At the outset we note the amended petition makes no claim of extrinsic fraud or fraud in the procurement of the judgment. Also, the allegation as to plaintiff’s understanding of what he was told by the unidentified person in the clerk’s office [not alleged to be an agent of defendant] is not a statement of fact. “Usually one’s understanding about a matter is not competent evidence.” Gonseth v. K & K Oil Company, 439 S.W.2d 18, 25[9] (Mo.App.1969); Cox v. McKinney, 212 Mo.App. 522, 530, 258 S.W. 445, 447-448[8] (1923). Likewise, the petition does not undertake to state that the person in the clerk’s office told plaintiff he would be further advised as to when he should appear in court. This is merely what plaintiff expected with no allegation of a basis for such an expectation, and the averment regarding personal appearance did not negate the necessity to plead to the petition. That plaintiff had no knowledge of the proceeding in the suit on the note is wholly untenable. “As a general rule a party properly brought into court is chargeable with notice of all subsequent steps taken in the cause down to and including the judgment, although he does not in fact appear and has no actual notice thereof.” 66 C.J.S. Notice § 12, at p. 648; Mea*119dowbrook Country Club v. Davis, 384 S.W.2d 611, 613[5] (Mo.1964); Barrie v. Whitton,2 223 Mo.App. 210, 219-220, 13 S.W.2d 42, 47[3] (1929).

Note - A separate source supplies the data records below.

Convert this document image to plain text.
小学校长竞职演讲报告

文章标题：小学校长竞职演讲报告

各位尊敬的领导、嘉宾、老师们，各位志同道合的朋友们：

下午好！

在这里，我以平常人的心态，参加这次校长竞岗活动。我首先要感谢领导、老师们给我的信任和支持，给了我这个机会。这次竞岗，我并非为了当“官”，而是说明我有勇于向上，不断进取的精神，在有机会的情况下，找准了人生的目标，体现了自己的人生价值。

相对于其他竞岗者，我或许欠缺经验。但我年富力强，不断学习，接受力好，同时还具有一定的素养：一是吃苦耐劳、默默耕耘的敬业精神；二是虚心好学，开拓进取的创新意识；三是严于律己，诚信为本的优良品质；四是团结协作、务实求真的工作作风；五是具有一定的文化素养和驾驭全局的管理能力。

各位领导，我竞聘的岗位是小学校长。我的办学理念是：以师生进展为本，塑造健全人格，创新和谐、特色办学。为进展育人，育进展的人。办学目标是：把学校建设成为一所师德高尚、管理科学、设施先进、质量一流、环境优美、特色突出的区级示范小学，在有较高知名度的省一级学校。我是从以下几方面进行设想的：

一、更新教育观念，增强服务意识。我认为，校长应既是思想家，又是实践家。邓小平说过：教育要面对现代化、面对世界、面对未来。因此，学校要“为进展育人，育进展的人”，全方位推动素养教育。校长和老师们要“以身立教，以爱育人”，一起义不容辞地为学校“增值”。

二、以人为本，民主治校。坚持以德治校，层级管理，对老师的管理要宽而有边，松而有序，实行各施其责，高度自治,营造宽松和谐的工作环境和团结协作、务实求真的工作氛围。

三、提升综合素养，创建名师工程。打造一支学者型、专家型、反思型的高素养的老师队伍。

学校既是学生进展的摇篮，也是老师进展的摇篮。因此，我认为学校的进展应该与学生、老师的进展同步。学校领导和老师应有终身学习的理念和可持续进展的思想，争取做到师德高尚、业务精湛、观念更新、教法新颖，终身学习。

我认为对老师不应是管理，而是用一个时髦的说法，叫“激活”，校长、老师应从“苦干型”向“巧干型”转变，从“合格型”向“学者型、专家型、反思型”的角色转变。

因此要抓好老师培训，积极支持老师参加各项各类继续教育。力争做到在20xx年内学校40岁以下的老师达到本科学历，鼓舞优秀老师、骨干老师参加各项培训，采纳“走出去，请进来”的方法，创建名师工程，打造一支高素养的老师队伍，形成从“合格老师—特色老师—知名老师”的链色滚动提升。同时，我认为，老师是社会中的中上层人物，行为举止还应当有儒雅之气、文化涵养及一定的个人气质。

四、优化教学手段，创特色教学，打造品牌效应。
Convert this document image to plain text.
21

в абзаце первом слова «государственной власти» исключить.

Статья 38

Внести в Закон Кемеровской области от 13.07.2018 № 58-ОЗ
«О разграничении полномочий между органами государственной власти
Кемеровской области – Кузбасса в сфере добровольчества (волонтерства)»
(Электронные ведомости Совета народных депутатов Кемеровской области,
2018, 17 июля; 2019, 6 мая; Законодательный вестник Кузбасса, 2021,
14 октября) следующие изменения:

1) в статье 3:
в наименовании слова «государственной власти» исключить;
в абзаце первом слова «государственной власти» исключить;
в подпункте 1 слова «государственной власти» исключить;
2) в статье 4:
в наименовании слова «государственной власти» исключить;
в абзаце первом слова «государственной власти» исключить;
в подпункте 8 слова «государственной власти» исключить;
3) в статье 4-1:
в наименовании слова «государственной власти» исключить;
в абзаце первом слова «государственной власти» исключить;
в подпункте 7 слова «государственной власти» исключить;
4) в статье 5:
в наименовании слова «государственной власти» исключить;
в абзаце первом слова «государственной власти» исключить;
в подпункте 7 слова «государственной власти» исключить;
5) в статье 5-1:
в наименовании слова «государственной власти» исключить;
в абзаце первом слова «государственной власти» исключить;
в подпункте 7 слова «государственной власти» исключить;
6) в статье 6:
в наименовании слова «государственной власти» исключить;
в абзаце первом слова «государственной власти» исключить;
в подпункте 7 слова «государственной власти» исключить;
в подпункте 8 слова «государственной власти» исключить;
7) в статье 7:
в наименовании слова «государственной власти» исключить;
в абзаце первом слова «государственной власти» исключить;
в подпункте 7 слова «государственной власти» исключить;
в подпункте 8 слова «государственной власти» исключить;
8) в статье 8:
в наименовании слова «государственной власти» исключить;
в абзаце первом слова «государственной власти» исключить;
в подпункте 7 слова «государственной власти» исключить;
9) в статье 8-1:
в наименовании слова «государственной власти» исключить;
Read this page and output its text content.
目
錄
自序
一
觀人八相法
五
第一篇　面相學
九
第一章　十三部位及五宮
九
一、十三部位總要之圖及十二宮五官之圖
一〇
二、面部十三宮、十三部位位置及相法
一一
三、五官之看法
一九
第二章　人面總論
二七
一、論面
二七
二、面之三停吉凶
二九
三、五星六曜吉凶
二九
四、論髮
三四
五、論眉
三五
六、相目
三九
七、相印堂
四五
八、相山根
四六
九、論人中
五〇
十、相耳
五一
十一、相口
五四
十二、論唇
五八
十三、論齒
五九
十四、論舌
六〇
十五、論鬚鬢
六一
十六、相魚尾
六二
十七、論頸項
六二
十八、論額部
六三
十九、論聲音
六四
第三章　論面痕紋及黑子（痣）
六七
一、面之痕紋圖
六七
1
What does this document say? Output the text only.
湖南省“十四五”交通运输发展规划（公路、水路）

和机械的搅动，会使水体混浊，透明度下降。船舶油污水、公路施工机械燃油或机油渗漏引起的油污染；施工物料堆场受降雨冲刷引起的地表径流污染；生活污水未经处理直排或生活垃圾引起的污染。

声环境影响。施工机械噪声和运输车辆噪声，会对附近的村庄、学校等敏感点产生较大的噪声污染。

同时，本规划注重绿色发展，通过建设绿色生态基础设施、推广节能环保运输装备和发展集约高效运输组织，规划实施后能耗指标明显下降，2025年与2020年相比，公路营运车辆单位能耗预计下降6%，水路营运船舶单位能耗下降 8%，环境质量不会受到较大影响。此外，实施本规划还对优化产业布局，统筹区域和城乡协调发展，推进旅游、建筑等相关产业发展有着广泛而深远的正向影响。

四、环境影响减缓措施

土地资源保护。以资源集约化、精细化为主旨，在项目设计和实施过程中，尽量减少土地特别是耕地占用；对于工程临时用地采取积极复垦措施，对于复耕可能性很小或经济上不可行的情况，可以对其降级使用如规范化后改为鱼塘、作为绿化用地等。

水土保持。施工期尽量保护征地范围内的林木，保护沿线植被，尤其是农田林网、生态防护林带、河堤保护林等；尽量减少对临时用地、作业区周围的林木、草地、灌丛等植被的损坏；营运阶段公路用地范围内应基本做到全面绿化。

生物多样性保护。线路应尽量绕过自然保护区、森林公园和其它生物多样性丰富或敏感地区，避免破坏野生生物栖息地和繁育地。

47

“Equity will relieve against a judgment for extrinsic fraud [not involved herein], accident and mistake ..., and where a defendant is denied the occasion to present a meritorious defense by reason of accident, mistake, inadvertence, mischance or unavoidable circumstances unmixed with neglect or inattention, a court of equity will vacate a default judgment and give the injured party an opportunity to present his defense to the trier of the facts.... ‘Surprise’ as used ... in applying for equitable relief against judgments, refers to ‘such unforeseen events, misfortunes, losses, acts or omissions, as are not the result of any negligence or misconduct in the party ’ ... or ‘an unforeseen disappointment in some reasonable expectation against which ordinary prudence would not have afforded protection ’ . ‘Accident’ has been defined as ‘an unforeseen occurrence affecting a person injuriously, and not due to his own negligence ’ ..., while ‘mistake’ is said to be ‘an erroneous mental condition, conception, or conviction, induced by ignorance, misapprehension, or misunderstanding of the truth, but without negligence, and resulting in some act or omission done or suffered erroneously by one or both the parties to a transaction, but without its erroneous character being intended or known at the time.’ ” Hamm v. Hamm, 437 S.W.2d 449, 453[2][4, 5] (Mo.App.1969). Or stated more to the point: “A judgment may be set aside on grounds of ... accident or mistake, but to succeed [plaintiff] must [allege] reasonable diligence and good grounds for failing to defend .... ” Citizens Bank of University City v. Gehl, 567 S.W.2d 423, 425[2] (Mo.App.1978).

Plaintiff’s petition fails on each ground. Even giving credence to the allegation that plaintiff’s wife believed delivery of legal papers by a deputy sheriff was of no moment and that the papers were thereafter lost, the petition still attests that before judgment, plaintiff became aware of the fact he had been sued and that an action against him was pending. Nevertheless, plaintiff did not consult counsel. Nor did he expend any effort either to ascertain the nature of the litigation or to secure a copy of the served but allegedly “lost” legal papers. Likewise, plaintiff made no effort to ascertain what steps, subsequent to the filing of the petition, were being taken and in no way demonstrates in his petition that he had been denied the opportunity to defend by reason of accident or mistake untainted with neglect or inattention on his part. If one negligently fails to look after litigation he has no cause to complain that a default judgment should be set aside. Gregg v. Johnston, 546 S.W.2d 754, 756[2] (Mo.App.1977).

Judgment affirmed.

FLANIGAN, C. J., and GREENE, J., concur.

PREWITT, J., recused.

. Statutory and rule references are to RSMo 1978 and Missouri Supreme Court Rules, V.A. M.R.

. Barrie v. Whitten in original reporter.